Sunday, November 15, 2009

Devil in My Bed

Devil in my Bed by Celeste Bradley

Aidan de Quincy had fallen in madly in love with Madeleine Chandler and was crushed when his marriage proposal was brutally rejected. He swore never to see her again but when a three-year old girl shows up outside his club claiming one of the members is her father Aidan has to find Madeleine in order to discover if young Melody is his. Madeleine had turned Aidan down because of her very secretive past: she faked her death to escape an abusive and controlling husband and swore never to marry again. The child is not hers but when Aidan comes calling she is desperate to escape her husband's crony and she claims the child is hers. The ruse continues when she moves into Aidan's club and shares a room with both him and Melody. It is not long before the sparks begin to fly between Aidan and Madeleine the two quickly resume where they left out. Aidan is wary of trusting her again but he is smitten by this new "family" of his and can't help but begin planning for their future together.

Realizing that things are quickly spiraling out of control and that the secrets will just continue to pile up between them Madeleine knows it's time to tell Aidan the truth and things do not go well. Aidan is crushed that she is not free to marry him and seems to completely miss the whole abusive husband aspect of her story and kicks her out. Once outside she is quickly kidnapped by her husband who holds her hostage in the attic of the club. He is quite the crazy and gets off on the idea of watching (through a peep hold) as she starves to death. When Aidan and his friend Colin realize that something is not right with Madeleine's disappearance all the club members and staff pitch in to find her and bring the bad guy to justice. What ensues is confusing and chaotic and I can't really figure out what happened, but to no one's surprise everything turns out fine, even if it would have turned out fine quite a bit earlier if Madeleine had not HAD to open her mouth and play the noble heroine.

Why can't anyone in a romance novel just take the easy route? Why couldn't Madeleine, when everything seemed as though it was going to be settled and end perfectly for everyone, have to go and open her mouth? I just don't understand why it was necessary for her to explain everything to everyone. She needed to explain it to Aidan, and us of course, but she had to have known that the constable would be within his rights to throw her in jail for her role in the whole fiasco. Why did she have to be "noble" and tell the truth? Was it really noble for her to risk getting her ass thrown in the slammer and in the process abandon Aidan and Melody? No. Stupid, stupid, stupid. As I mentioned earlier the whole rescue plot was very confusing and I couldn't figure out what window which person was hanging out of and who was aiming a gun at who, who was kidnapped by whom and why. And it was quite amazingly far-fetched with guns, kidnaps, window ledges, suicides/ murders, literally everything crammed into one book.

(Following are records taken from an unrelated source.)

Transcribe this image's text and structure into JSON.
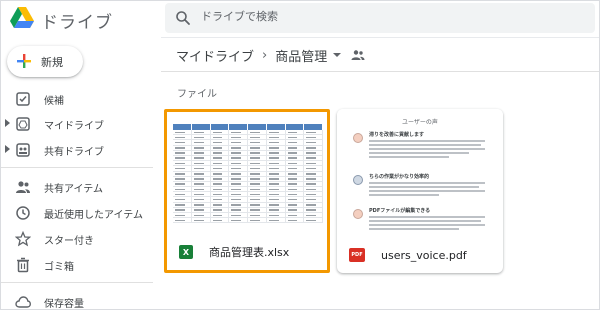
{
  "app": {
    "title": "ドライブ",
    "logo_icon": "google-drive-logo"
  },
  "search": {
    "placeholder": "ドライブで検索",
    "value": ""
  },
  "sidebar": {
    "new_button": {
      "label": "新規",
      "icon": "colored-plus-icon"
    },
    "items": [
      {
        "label": "候補",
        "icon": "check-square-icon",
        "expandable": false
      },
      {
        "label": "マイドライブ",
        "icon": "my-drive-icon",
        "expandable": true
      },
      {
        "label": "共有ドライブ",
        "icon": "shared-drive-icon",
        "expandable": true
      },
      {
        "label": "共有アイテム",
        "icon": "people-icon",
        "expandable": false
      },
      {
        "label": "最近使用したアイテム",
        "icon": "clock-icon",
        "expandable": false
      },
      {
        "label": "スター付き",
        "icon": "star-icon",
        "expandable": false
      },
      {
        "label": "ゴミ箱",
        "icon": "trash-icon",
        "expandable": false
      },
      {
        "label": "保存容量",
        "icon": "cloud-icon",
        "expandable": false
      }
    ]
  },
  "breadcrumb": {
    "root": "マイドライブ",
    "separator": "›",
    "current": "商品管理"
  },
  "files_section": {
    "label": "ファイル"
  },
  "files": [
    {
      "name": "商品管理表.xlsx",
      "type": "xlsx",
      "icon_label": "X",
      "icon_color": "#188038",
      "selected": true
    },
    {
      "name": "users_voice.pdf",
      "type": "pdf",
      "icon_label": "PDF",
      "icon_color": "#d93025",
      "selected": false
    }
  ],
  "pdf_preview": {
    "title": "ユーザーの声",
    "entries": [
      {
        "heading": "滞りを改善に貢献します"
      },
      {
        "heading": "ちらの作業がかなり効率的"
      },
      {
        "heading": "PDFファイルが編集できる"
      }
    ]
  },
  "colors": {
    "selection_border": "#f39800",
    "accent_blue": "#1a73e8",
    "sheet_header": "#4f81bd"
  }
}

The whole thing also could have been over quicker if Madeleine had told Aidan the truth earlier, say when they first met, or if Aidan had not been such an ass when she was trying to tell him that she'd had an abusive husband. What kind of person throws a woman out of his life as she's telling him about a husband who used to beat her? So I was disinclined to feel that bad that she'd lied to him. The kidnap/ crazy husband plot took the greater part of the second half of the book and got a tad overwhelming as it was confusing (have I mentioned that?) and in a 320 page book was quite the page taker. I was interesting to say the least, but I would have liked more romantic development between Aidan and Madeleine. Melody was a very well written 3 year old, if a tad bit more eloquent than many of my acquaintance. Normally I wouldn't complain about book length, but in a 326 page book with large-ish type, it just seemed like there was not really all that much of a book- maybe because the characters didn't really go through the meeting each other part.

Rating: A semi- enjoyable-ish book, but, despite the short length and the fast pace, I couldn't bring myself to care about the characters or the kidnap plot.

1 comment:

Nicola O. said...

Keep on reviewing, Alice! love your insights.

The plot with the little girl seems intriguing and original, but it's too bad if it descended into confusion and TSTL*-ness from there.